Iklan

https://www.serikatnasional.id/2024/10/blog-post.html

Iklan

,

Iklan

Hari Tani : Petani untuk Indonesia Bukan untuk Oligarki

SerikatNasional
23 Sep 2025, 22:00 WIB Last Updated 2025-09-23T15:00:00Z


Serikatnasional.id - Setiap 24 September, negara rutin mengulang jargon: “Petani adalah pahlawan bangsa.” Namun, jika benar pahlawan, mengapa mereka terus diperlakukan sebagai korban? Realitas di lapangan jauh dari penghormatan. Petani gurem kian terpinggirkan, tanah subur makin sempit, hasil panen makin merugi, sementara kebijakan negara lebih akrab pada kepentingan korporasi dan tengkulak.


Hari Tani seharusnya menjadi ruang refleksi, bukan pesta seremonial. Inilah saat paling tepat untuk menelanjangi dua persoalan mendasar yang terus mencekik petani: deforestasi akibat ekspansi sawit dan ketidakadilan pascapanen yang diperparah kebijakan PPN pertanian.

- *Hutan Hilang, Pangan Tergusur*


Deforestasi di Indonesia melonjak tajam pada 2024. Yayasan Madani Berkelanjutan mencatat hilangnya ±206 ribu hektar hutan alam, naik 53 persen dibanding tahun sebelumnya. Dari jumlah itu, 51 ribu hektar hilang akibat ekspansi kelapa sawit. Sementara Kementerian Kehutanan dan BRIN melaporkan deforestasi netto sebesar 175,4 ribu hektar.


Angka ini bukan sekadar statistik. Ia adalah cermin dari tragedi pangan kita. Hilangnya hutan berarti hilangnya tanah garapan, sumber air, bahkan identitas petani kecil. Ironis, ketika pemerintah mengumandangkan kedaulatan pangan, justru lahan pangan produktif dikorbankan untuk kepentingan komoditas ekspor. Hutan lenyap, sawit berjaya, sementara petani tergusur.


Panen Raya, Kerugian Raya


Masalah pascapanen tak kalah mencolok. Secara resmi, Nilai Tukar Petani (NTP) disebut naik—Maret 2025 mencapai 124,48. Tetapi April langsung melorot ke 121,75.Di balik angka itu, harga di tingkat petani terus merosot. Oktober 2024, harga gabah kering panen turun 0,85 persen, beras premium di penggilingan turun 0,11 persen. November 2024, tren serupa: gabah jatuh 1,86 persen, beras premium susut 1,15 persen.


Artinya sederhana: data boleh terlihat membaik, tapi isi kantong petani tetap menipis. Tengkulak dan rantai distribusi panjang masih menjadi pemegang kendali, bukan petani itu sendiri.


PPN Pertanian: Pungutan di Atas Luka


Di tengah keterpurukan itu, kebijakan fiskal justru menambah beban.

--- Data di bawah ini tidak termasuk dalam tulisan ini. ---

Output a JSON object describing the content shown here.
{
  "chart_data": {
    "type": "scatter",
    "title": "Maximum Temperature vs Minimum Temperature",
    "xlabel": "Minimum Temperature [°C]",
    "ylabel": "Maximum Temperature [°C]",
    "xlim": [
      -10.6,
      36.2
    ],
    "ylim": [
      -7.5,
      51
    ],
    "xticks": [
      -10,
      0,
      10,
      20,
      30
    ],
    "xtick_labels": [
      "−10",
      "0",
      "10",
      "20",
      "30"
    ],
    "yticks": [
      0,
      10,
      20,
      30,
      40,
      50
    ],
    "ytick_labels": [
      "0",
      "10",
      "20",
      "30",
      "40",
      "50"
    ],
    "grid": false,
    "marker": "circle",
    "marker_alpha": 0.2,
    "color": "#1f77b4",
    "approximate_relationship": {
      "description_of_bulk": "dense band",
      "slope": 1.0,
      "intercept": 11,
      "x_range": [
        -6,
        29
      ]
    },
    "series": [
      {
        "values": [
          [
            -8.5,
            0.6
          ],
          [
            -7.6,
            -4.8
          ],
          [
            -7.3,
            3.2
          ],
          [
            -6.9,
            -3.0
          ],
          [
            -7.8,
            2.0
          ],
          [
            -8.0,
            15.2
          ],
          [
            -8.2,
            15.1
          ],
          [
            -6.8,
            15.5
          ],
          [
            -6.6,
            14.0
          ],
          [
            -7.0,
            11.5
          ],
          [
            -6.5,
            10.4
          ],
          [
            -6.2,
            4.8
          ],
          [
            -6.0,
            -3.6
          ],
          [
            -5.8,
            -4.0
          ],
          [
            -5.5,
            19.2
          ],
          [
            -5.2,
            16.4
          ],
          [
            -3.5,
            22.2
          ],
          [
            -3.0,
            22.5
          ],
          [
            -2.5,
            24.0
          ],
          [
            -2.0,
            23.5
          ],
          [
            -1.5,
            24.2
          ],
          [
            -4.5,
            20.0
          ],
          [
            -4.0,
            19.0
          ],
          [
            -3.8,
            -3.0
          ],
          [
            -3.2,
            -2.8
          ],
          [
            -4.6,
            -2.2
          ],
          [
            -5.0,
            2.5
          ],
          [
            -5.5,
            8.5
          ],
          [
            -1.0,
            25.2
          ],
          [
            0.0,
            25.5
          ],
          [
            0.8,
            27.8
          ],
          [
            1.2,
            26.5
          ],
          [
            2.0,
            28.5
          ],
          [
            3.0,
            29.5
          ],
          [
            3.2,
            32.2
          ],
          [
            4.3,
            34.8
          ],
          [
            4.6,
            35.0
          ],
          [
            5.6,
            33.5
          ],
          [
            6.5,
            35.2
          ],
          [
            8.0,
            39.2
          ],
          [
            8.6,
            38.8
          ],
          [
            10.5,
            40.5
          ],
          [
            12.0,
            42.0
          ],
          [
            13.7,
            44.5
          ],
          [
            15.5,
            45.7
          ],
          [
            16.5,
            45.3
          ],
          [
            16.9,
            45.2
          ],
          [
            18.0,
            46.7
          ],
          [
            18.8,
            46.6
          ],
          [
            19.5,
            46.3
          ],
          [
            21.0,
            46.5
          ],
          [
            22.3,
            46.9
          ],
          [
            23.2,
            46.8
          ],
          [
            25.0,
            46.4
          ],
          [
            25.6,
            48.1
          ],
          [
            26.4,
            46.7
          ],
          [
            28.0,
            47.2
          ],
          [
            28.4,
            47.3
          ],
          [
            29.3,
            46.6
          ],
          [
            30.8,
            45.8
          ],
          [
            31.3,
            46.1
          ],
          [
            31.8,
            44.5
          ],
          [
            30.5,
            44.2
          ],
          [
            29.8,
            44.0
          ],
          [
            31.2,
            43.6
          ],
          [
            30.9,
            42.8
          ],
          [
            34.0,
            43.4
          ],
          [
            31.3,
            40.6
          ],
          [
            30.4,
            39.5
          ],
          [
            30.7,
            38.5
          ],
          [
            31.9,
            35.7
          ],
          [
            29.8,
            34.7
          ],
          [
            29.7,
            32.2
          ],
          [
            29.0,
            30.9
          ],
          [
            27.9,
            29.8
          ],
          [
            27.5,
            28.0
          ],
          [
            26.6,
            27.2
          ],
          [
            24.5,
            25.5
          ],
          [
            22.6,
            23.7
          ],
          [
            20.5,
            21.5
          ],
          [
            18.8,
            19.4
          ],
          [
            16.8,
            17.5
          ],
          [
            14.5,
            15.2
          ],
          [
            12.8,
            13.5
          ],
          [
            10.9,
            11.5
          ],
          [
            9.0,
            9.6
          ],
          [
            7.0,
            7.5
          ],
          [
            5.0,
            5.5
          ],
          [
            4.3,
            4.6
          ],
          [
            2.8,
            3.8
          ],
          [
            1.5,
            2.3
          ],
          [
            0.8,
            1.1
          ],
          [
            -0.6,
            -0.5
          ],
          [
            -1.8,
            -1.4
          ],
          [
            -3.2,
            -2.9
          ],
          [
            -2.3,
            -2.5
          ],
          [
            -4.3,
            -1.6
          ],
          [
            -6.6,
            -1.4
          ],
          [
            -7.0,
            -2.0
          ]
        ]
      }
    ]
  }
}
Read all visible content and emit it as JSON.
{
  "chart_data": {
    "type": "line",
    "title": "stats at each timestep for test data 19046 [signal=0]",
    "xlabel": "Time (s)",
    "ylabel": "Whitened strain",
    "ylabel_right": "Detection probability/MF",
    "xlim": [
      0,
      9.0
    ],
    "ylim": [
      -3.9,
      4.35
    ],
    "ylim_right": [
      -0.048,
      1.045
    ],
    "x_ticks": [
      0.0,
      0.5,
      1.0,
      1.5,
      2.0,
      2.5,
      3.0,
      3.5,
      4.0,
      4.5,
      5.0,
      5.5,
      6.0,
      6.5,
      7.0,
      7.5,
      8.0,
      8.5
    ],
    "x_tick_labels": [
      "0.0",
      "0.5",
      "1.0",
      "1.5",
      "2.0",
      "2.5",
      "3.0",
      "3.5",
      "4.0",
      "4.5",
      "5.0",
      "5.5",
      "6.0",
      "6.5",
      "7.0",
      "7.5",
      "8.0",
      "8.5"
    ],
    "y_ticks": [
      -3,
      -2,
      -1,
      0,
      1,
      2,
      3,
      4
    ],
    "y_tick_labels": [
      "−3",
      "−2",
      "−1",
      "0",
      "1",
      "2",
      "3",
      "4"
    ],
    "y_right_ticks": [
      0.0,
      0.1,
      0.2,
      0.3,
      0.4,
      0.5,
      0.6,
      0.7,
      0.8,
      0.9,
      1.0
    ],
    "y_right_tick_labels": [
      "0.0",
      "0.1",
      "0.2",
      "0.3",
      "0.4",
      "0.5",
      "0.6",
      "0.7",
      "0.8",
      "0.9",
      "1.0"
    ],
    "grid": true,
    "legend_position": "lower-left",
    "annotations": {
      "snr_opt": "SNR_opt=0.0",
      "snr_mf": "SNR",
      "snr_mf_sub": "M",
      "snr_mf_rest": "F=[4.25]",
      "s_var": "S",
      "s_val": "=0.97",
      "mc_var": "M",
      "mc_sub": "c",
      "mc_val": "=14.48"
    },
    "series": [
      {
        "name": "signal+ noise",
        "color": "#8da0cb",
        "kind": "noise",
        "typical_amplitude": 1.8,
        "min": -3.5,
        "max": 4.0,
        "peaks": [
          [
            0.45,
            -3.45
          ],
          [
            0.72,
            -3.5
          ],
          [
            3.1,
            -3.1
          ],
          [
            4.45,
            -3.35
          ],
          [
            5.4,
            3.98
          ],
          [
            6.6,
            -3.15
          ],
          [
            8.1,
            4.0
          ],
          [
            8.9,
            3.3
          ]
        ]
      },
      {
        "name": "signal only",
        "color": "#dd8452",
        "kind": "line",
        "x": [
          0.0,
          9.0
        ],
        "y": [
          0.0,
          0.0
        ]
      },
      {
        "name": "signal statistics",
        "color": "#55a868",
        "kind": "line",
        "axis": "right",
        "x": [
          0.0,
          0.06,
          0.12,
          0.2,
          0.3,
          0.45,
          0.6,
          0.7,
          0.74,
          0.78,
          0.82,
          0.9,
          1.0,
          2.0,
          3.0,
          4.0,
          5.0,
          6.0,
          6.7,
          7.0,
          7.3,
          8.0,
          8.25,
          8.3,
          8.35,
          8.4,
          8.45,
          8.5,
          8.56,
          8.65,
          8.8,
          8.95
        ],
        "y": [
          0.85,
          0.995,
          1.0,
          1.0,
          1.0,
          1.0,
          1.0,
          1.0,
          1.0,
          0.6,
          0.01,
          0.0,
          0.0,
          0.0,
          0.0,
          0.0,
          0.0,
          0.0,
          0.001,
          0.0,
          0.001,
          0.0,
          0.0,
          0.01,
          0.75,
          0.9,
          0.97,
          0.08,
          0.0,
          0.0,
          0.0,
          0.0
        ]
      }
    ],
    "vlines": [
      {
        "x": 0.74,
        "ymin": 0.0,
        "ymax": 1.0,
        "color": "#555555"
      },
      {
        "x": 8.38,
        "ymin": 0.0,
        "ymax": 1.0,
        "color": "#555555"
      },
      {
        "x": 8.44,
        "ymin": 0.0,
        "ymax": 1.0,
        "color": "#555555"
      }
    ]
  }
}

Sejak 2022, hasil pertanian tertentu dikenai *PPN  11 persen lebih efektif, untuk harga jual. tarif yang sudah naik menjadi 12 persen, seiring kebijakan PPN umum 12 persen. Memang ada fasilitas “nilai lain” yang memungkinkan tarif hanya 1 persen?* tetapi syarat administratifnya sulit diakses petani kecil.


Maka, pungutan ini ibarat garam di atas luka. Petani yang sudah kalah dalam harga dan akses pasar kini dituntut pula menyetor pajak. Negara seolah lupa: keberadaan petani bukan sekadar penyumbang pendapatan fiskal, melainkan penopang utama ketahanan pangan bangsa.

---

Dari Seremonial ke Kebijakan Nyata

Saya M Nadhim Ardiansyah Direktur Pertanian & Energi BEM PTNU Se Nusantara menegaskan Hari Tani bukan panggung untuk pidato kosong. Ia seharusnya momentum politik pangan: 

  1. Meminta pemerintah menghentikan deforestasi yang merampas lahan rakyat(petani),
  2. Menegaskan agar pemerintah mereformasi tata niaga pascapanen agar harga adil di tingkat petani
  3. Menghimbau pemerintah meninjau ulang kebijakan PPN agar tidak menambah beban petani.


Petani tidak butuh julukan “pahlawan” yang hanya hidup dalam baliho dan pidato pejabat. Mereka butuh tanah yang terlindungi, harga panen yang layak, dan kebijakan negara yang berpihak. Tanpa itu semua, Hari Tani hanyalah upacara hampa—peringatan atas bagaimana bangsa ini pandai memberi gelar, tetapi gagal memberi keadilan.